My TB is an ex racer and very skinny..... he is 6yrs old &amp; having a year out of work completely, turned out 24/7 until stable built.  He has plenty of hay (may end up trying him on haylege soon), is fed Baileys No.4, chaff, sugar beet, veg oil with a pinch of Garlic to hide flavour of oil!  He has plenty of rugs and feels the cold - he has a 400g full neck on at the moment.

I have seen Fenugreek seeds at £6.98 for 900g (inc postage) - do not know if this is cheap for them or not?...........

........  But I have read they are good for promoting weight gain..... anyone have any experience?  I know there are other supplements which are prob amazing at weight gain - but these are very expensive and we can not afford £30 per month on one supplement!

I am not a fan of supplements in any way at all - in fact generally quite the opposite.  But they have their place at times and right now I feel my boy would benefit from a bit of weight gaining help.

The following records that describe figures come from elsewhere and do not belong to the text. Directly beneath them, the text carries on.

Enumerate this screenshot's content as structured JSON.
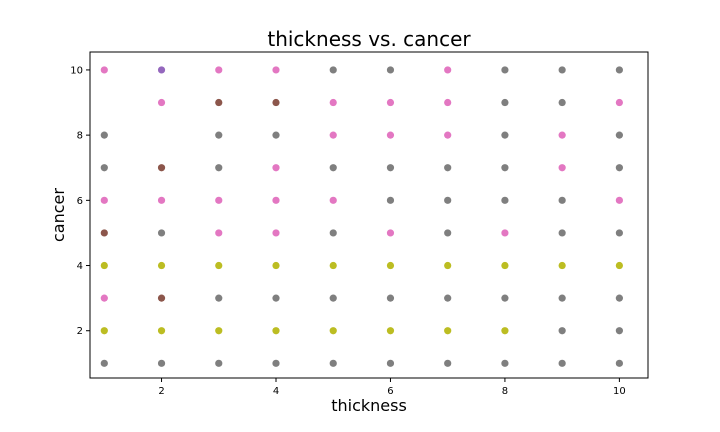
{
  "chart_data": {
    "type": "scatter",
    "title": "thickness vs. cancer",
    "xlabel": "thickness",
    "ylabel": "cancer",
    "xlim": [
      0.75,
      10.5
    ],
    "ylim": [
      0.55,
      10.55
    ],
    "xticks": [
      2,
      4,
      6,
      8,
      10
    ],
    "yticks": [
      2,
      4,
      6,
      8,
      10
    ],
    "grid": false,
    "colors": {
      "gray": "#7f7f7f",
      "olive": "#bcbd22",
      "pink": "#e377c2",
      "brown": "#8c564b",
      "purple": "#9467bd"
    },
    "points": [
      {
        "x": 1,
        "y": 1,
        "color": "gray"
      },
      {
        "x": 1,
        "y": 2,
        "color": "olive"
      },
      {
        "x": 1,
        "y": 3,
        "color": "pink"
      },
      {
        "x": 1,
        "y": 4,
        "color": "olive"
      },
      {
        "x": 1,
        "y": 5,
        "color": "brown"
      },
      {
        "x": 1,
        "y": 6,
        "color": "pink"
      },
      {
        "x": 1,
        "y": 7,
        "color": "gray"
      },
      {
        "x": 1,
        "y": 8,
        "color": "gray"
      },
      {
        "x": 1,
        "y": 10,
        "color": "pink"
      },
      {
        "x": 2,
        "y": 1,
        "color": "gray"
      },
      {
        "x": 2,
        "y": 2,
        "color": "olive"
      },
      {
        "x": 2,
        "y": 3,
        "color": "brown"
      },
      {
        "x": 2,
        "y": 4,
        "color": "olive"
      },
      {
        "x": 2,
        "y": 5,
        "color": "gray"
      },
      {
        "x": 2,
        "y": 6,
        "color": "pink"
      },
      {
        "x": 2,
        "y": 7,
        "color": "brown"
      },
      {
        "x": 2,
        "y": 9,
        "color": "pink"
      },
      {
        "x": 2,
        "y": 10,
        "color": "purple"
      },
      {
        "x": 3,
        "y": 1,
        "color": "gray"
      },
      {
        "x": 3,
        "y": 2,
        "color": "olive"
      },
      {
        "x": 3,
        "y": 3,
        "color": "gray"
      },
      {
        "x": 3,
        "y": 4,
        "color": "olive"
      },
      {
        "x": 3,
        "y": 5,
        "color": "pink"
      },
      {
        "x": 3,
        "y": 6,
        "color": "pink"
      },
      {
        "x": 3,
        "y": 7,
        "color": "gray"
      },
      {
        "x": 3,
        "y": 8,
        "color": "gray"
      },
      {
        "x": 3,
        "y": 9,
        "color": "brown"
      },
      {
        "x": 3,
        "y": 10,
        "color": "pink"
      },
      {
        "x": 4,
        "y": 1,
        "color": "gray"
      },
      {
        "x": 4,
        "y": 2,
        "color": "olive"
      },
      {
        "x": 4,
        "y": 3,
        "color": "gray"
      },
      {
        "x": 4,
        "y": 4,
        "color": "olive"
      },
      {
        "x": 4,
        "y": 5,
        "color": "pink"
      },
      {
        "x": 4,
        "y": 6,
        "color": "pink"
      },
      {
        "x": 4,
        "y": 7,
        "color": "pink"
      },
      {
        "x": 4,
        "y": 8,
        "color": "gray"
      },
      {
        "x": 4,
        "y": 9,
        "color": "brown"
      },
      {
        "x": 4,
        "y": 10,
        "color": "pink"
      },
      {
        "x": 5,
        "y": 1,
        "color": "gray"
      },
      {
        "x": 5,
        "y": 2,
        "color": "olive"
      },
      {
        "x": 5,
        "y": 3,
        "color": "gray"
      },
      {
        "x": 5,
        "y": 4,
        "color": "olive"
      },
      {
        "x": 5,
        "y": 5,
        "color": "gray"
      },
      {
        "x": 5,
        "y": 6,
        "color": "pink"
      },
      {
        "x": 5,
        "y": 7,
        "color": "gray"
      },
      {
        "x": 5,
        "y": 8,
        "color": "pink"
      },
      {
        "x": 5,
        "y": 9,
        "color": "pink"
      },
      {
        "x": 5,
        "y": 10,
        "color": "gray"
      },
      {
        "x": 6,
        "y": 1,
        "color": "gray"
      },
      {
        "x": 6,
        "y": 2,
        "color": "olive"
      },
      {
        "x": 6,
        "y": 3,
        "color": "gray"
      },
      {
        "x": 6,
        "y": 4,
        "color": "olive"
      },
      {
        "x": 6,
        "y": 5,
        "color": "pink"
      },
      {
        "x": 6,
        "y": 6,
        "color": "gray"
      },
      {
        "x": 6,
        "y": 7,
        "color": "gray"
      },
      {
        "x": 6,
        "y": 8,
        "color": "pink"
      },
      {
        "x": 6,
        "y": 9,
        "color": "pink"
      },
      {
        "x": 6,
        "y": 10,
        "color": "gray"
      },
      {
        "x": 7,
        "y": 1,
        "color": "gray"
      },
      {
        "x": 7,
        "y": 2,
        "color": "olive"
      },
      {
        "x": 7,
        "y": 3,
        "color": "gray"
      },
      {
        "x": 7,
        "y": 4,
        "color": "olive"
      },
      {
        "x": 7,
        "y": 5,
        "color": "gray"
      },
      {
        "x": 7,
        "y": 6,
        "color": "gray"
      },
      {
        "x": 7,
        "y": 7,
        "color": "gray"
      },
      {
        "x": 7,
        "y": 8,
        "color": "pink"
      },
      {
        "x": 7,
        "y": 9,
        "color": "pink"
      },
      {
        "x": 7,
        "y": 10,
        "color": "pink"
      },
      {
        "x": 8,
        "y": 1,
        "color": "gray"
      },
      {
        "x": 8,
        "y": 2,
        "color": "olive"
      },
      {
        "x": 8,
        "y": 3,
        "color": "gray"
      },
      {
        "x": 8,
        "y": 4,
        "color": "olive"
      },
      {
        "x": 8,
        "y": 5,
        "color": "pink"
      },
      {
        "x": 8,
        "y": 6,
        "color": "gray"
      },
      {
        "x": 8,
        "y": 7,
        "color": "gray"
      },
      {
        "x": 8,
        "y": 8,
        "color": "gray"
      },
      {
        "x": 8,
        "y": 9,
        "color": "gray"
      },
      {
        "x": 8,
        "y": 10,
        "color": "gray"
      },
      {
        "x": 9,
        "y": 1,
        "color": "gray"
      },
      {
        "x": 9,
        "y": 2,
        "color": "gray"
      },
      {
        "x": 9,
        "y": 3,
        "color": "gray"
      },
      {
        "x": 9,
        "y": 4,
        "color": "olive"
      },
      {
        "x": 9,
        "y": 5,
        "color": "gray"
      },
      {
        "x": 9,
        "y": 6,
        "color": "gray"
      },
      {
        "x": 9,
        "y": 7,
        "color": "pink"
      },
      {
        "x": 9,
        "y": 8,
        "color": "pink"
      },
      {
        "x": 9,
        "y": 9,
        "color": "gray"
      },
      {
        "x": 9,
        "y": 10,
        "color": "gray"
      },
      {
        "x": 10,
        "y": 1,
        "color": "gray"
      },
      {
        "x": 10,
        "y": 2,
        "color": "gray"
      },
      {
        "x": 10,
        "y": 3,
        "color": "gray"
      },
      {
        "x": 10,
        "y": 4,
        "color": "olive"
      },
      {
        "x": 10,
        "y": 5,
        "color": "gray"
      },
      {
        "x": 10,
        "y": 6,
        "color": "pink"
      },
      {
        "x": 10,
        "y": 7,
        "color": "gray"
      },
      {
        "x": 10,
        "y": 8,
        "color": "gray"
      },
      {
        "x": 10,
        "y": 9,
        "color": "pink"
      },
      {
        "x": 10,
        "y": 10,
        "color": "gray"
      }
    ]
  }
}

Any advice from experience please spill!

Many Thanks


----------



## cazmoreton (8 January 2009)

I'm no pro but my mum has a horsey related shop and they sell Linseed and Fenugreek and me and mum were talking about it earlier(because she had an order for it today) and she said it was really good.
that probrably helped very little but oh well


----------



## ColourFan (8 January 2009)

Fenugreek is usually used as a preventive supplement for building up resistance and to promote healthy airways (bronchial).  I have never heard of it being used as a supplement to promote weight gain.

I have used corn oil on feed of a recovering horse that had lost 150 kgs weight.  Also corn-flakes (not the cereal!) during the winter/cold period helps to add a bit of weight.
The corn oil I used, I bought at the supermarket.  It not only helped put back on some of the lost weight, but also improved coat condition (shine and texture) and the hoef condition.


----------



## nicolaread (8 January 2009)

it is good for coat condition but im not sure bout weight gain, have you tryed baileys no1? the cooked cereal? + alfa oil instead of normal chaff would help.


----------



## kellyeaton (9 January 2009)

yes they will help gain weight but will take a while. linseed would be better why not try fibre beet alfa a oil and barly they are quite cheap and will pile the pounds on make sure teeth and he has been wormed as well!


----------



## CBAnglo (9 January 2009)

I feed Fenugreek in conjunction with garlic to promote muscle development.  It is not specifically used for weight gain.  Linseed is very good for condition and I also use black oil sunflower seeds.

I get mine from mileendsupplies.co.uk and you can get linseed and fenugreek already mixed for about £9 for 3kgs.  I used seeds but now buy the powder in bulk from mile end.


----------